There are many ways to create the structure of a building. There is rammed earth – dig a pit insight and use the dirt to create walls. There are tents. There is wood framed – which can be balloon framed, or stick framed. There are SIPs (foam panels with plywood sheeting). There is post and beams (wood or metal posts). There is poured concrete walls (Some insulated, some you take the form away). There are brick walls, or cement blocks. There is all glass. I’m sure there are more that I’m not aware of, and that is just for the structure, we haven’t looked at hundreds of other factors (HVAC, insulation, lighting, windows – which all affect each other; flooring)
Each choice above has pros and cons. Some are cheap, some are expensive. Some have higher maintenance costs than others. Some are easier to expand than others when the future has new needs to cover. Some last longer than others. Some promise to be cheaper in the long run but somebody needs to take a chance today to develop the technology. Some are a fire risk – more likely to burn, or maybe less likely to burn but more toxic if they do.
I know of schools that were built to last 100 years, but the district knocked them down after only 30 years because they didn’t fit the needs anymore. I know of buildings built to last 20 years that are still in use after 50 at great expense because the owners can’t afford to shut down that location while replacing it. I know of boring buildings replaced while still structurally sound and useful just because everybody wanted something more trendy. I know of beautiful buildings that have had expensive work to save it when it would be cheaper to knock it down and start over – and the new building would fit current needs in ways the current one cannot without a remodel that would destroy the beauty.

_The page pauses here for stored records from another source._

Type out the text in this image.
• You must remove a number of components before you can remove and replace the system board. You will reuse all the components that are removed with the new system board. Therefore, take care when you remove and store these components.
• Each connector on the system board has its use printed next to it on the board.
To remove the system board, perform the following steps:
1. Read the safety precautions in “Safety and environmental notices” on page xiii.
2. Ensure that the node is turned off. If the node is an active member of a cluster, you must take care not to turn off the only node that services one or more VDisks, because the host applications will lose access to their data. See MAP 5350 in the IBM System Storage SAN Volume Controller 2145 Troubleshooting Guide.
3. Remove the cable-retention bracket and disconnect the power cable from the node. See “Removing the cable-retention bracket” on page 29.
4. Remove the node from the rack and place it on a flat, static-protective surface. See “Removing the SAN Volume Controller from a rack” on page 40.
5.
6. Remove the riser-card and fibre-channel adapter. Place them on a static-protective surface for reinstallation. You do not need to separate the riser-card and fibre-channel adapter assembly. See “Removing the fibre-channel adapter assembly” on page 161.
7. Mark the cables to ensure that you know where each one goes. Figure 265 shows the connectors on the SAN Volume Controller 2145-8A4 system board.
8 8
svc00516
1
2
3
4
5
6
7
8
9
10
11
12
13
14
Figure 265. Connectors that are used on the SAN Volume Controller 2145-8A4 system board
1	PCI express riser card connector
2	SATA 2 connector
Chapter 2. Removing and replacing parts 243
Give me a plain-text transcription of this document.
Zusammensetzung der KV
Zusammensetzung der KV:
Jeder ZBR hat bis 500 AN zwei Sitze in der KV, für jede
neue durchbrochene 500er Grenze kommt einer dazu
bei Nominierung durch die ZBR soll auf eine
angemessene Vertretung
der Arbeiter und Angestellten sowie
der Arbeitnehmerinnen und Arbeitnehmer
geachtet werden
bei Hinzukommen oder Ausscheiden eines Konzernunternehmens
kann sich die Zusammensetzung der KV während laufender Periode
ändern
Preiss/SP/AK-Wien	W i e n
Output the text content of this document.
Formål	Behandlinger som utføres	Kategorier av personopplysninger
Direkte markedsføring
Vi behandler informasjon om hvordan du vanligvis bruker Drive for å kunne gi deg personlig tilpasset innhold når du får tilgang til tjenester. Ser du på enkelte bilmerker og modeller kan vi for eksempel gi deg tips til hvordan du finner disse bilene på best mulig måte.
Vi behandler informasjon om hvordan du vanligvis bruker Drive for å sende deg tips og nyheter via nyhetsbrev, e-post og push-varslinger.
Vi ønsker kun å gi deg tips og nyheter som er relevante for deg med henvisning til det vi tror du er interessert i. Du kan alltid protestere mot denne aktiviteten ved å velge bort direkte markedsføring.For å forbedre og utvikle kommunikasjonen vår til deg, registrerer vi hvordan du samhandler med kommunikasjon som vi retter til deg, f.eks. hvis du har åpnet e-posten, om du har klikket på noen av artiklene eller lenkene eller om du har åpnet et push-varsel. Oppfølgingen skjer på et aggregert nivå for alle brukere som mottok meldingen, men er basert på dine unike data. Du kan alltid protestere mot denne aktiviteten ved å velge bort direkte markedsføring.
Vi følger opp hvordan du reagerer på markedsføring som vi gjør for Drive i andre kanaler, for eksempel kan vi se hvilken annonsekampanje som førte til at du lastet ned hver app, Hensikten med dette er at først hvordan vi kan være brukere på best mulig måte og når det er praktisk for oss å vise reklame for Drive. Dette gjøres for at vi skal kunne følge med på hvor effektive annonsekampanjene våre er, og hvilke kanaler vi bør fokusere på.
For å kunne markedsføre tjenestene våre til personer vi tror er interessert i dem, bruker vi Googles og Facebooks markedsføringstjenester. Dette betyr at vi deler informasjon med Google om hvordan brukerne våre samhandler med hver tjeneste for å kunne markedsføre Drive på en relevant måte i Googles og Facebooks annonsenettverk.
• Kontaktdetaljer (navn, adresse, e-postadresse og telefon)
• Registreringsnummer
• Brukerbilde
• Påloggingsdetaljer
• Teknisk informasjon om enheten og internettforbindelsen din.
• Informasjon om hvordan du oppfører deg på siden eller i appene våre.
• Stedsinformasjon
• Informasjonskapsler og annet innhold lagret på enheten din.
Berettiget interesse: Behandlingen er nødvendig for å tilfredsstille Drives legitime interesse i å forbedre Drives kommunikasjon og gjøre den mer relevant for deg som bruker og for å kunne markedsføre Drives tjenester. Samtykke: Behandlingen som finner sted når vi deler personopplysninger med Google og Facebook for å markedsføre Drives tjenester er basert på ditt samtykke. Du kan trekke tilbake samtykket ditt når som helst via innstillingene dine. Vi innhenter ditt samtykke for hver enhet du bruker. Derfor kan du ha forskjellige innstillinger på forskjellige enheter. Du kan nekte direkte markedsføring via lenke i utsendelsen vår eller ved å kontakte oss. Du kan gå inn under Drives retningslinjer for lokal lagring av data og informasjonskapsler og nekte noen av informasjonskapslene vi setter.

When getting a bid you need to balance all of the above. Remember, you need the building done, as the one paying for it you shouldn’t care what the structure is made up, you just need it strong enough. So when you get a bid it should be for a building. However when you get a big for two different building that will work at different costs you need to decide what to go with. Sometimes the low bid is best, sometimes it is “penny wise and pound foolish”.